Technically speaking, it is biblical for a woman to be sold by her father to pay off debt (Exodus 21:7), biblical for her to be forced to marry her rapist (Exodus 22:16-17), biblical for her to remain silent in church (1 Corinthians 14:34-35), biblical for her to cover her head (1 Corinthians 11:6), and biblical for her to be one of many wives (Deuteronomy 21:15-17).

With this in mind, I don’t know anyone who is actually advocating a return to biblical womanhood. What most in the “biblical womanhood” movement are advocating instead is a return to the June Cleaver culture of pre-feminist America, a culture that looked nothing like that of Vashti and Esther, Leah and Rachel, Tamar and Bathsheba, Mary and Martha.

But here’s the good news: The fact that these women lived in a time and a culture much different than our own makes them no less heroic and no less significant to modern-day women hoping to learn from their stories.
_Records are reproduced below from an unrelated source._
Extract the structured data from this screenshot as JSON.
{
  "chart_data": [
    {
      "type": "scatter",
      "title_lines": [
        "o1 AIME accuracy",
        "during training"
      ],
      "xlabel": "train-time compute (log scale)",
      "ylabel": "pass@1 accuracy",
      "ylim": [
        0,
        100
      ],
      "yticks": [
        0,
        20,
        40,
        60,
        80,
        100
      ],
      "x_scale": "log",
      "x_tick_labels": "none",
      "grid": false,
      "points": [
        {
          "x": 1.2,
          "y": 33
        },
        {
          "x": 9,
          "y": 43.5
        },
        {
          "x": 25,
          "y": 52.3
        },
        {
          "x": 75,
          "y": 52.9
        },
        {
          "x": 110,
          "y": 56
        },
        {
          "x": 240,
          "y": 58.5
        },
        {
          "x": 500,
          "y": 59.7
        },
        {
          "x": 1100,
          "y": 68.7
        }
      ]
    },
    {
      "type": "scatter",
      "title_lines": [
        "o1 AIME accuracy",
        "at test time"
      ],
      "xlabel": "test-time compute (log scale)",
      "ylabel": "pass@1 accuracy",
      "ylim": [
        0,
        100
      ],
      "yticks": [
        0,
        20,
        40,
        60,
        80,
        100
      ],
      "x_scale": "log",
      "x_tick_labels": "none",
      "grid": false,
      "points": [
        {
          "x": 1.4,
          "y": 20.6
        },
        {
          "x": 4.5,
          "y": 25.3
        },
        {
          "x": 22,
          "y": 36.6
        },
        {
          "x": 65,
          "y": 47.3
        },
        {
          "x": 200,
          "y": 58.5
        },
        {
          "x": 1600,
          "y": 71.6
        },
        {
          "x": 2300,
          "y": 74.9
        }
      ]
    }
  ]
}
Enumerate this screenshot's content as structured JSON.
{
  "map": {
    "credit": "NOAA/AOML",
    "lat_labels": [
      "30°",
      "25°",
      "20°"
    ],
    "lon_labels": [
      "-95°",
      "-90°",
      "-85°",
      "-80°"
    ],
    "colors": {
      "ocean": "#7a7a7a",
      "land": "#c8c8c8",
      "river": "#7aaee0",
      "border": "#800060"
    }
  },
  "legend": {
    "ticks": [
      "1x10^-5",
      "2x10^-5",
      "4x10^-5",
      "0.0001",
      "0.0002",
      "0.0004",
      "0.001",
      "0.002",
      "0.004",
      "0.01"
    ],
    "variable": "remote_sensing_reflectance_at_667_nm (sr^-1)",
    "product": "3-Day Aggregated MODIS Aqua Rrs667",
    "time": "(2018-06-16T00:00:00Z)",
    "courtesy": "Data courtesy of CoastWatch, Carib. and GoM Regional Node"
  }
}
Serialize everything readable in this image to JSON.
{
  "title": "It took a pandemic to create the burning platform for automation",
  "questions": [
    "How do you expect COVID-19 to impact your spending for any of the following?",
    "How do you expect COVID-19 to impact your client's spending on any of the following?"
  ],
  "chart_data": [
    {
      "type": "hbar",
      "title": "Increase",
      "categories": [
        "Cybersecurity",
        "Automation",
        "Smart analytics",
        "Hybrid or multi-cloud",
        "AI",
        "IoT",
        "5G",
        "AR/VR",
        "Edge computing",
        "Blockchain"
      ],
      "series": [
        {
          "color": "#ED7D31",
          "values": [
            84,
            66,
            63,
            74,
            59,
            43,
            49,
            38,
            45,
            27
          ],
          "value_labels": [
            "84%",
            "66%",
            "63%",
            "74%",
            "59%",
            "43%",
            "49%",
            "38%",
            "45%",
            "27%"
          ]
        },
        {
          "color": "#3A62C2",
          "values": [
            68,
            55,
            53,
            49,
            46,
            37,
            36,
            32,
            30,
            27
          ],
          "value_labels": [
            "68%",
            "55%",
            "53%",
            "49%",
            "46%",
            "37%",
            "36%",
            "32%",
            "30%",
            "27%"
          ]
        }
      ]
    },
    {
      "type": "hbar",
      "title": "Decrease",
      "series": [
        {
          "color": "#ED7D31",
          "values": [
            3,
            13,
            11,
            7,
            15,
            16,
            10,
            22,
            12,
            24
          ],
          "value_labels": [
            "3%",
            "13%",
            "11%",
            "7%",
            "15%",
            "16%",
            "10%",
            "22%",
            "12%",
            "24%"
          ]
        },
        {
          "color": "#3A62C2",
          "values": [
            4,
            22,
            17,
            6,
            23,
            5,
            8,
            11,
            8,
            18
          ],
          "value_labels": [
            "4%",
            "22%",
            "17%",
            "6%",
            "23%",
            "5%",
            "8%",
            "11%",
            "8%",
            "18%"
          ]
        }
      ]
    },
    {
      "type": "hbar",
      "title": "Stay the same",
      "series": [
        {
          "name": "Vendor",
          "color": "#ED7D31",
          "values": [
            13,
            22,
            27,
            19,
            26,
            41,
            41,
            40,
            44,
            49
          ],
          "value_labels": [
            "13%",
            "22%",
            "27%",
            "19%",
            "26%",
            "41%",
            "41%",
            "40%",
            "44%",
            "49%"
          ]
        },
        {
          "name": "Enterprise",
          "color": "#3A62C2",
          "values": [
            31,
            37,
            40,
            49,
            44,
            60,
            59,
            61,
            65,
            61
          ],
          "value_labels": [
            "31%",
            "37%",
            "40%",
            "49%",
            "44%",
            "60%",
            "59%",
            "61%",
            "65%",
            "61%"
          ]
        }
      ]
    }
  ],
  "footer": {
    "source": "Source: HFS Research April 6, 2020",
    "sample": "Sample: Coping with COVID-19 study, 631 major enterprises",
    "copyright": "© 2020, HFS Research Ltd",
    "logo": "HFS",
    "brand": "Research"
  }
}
Part of learning to love the Bible for what it is, not what we want it to be is resisting the temptation to either gloss over or glorify the culture in which these women lived and to instead allow their stories to speak for themselves. Only in the midst of the true contours and colors of the text do the characters of the Bible find their depth.

As I’ve spent the last two years reading the stories of women from the Bible, I’ve been moved by the courage and grace with many of the biblical women lived, despite their unjust circumstances.

Faced with an impossible situation that would have left her destitute and vulnerable, Tamar worked the patriarchal system to ensure that her father-in-law owned up to his responsibility to observe the law of levirate and provide her with a husband.

Despite being widowed, poor, and a foreigner, Ruth managed to exhibit just the right amount of virtue and moxie to become one of the most celebrated women in the Judeo-Christian tradition.

Even Jephtah’s daughter, who was brutally sacrificed by her father in the name of God, inspired the women of Israel to honor her in a ceremony every year.

And it ultimately took the defiance of both Vashti and Esther to save the Jewish nation.

The real story, it seems, is much more interesting than the ones we invent.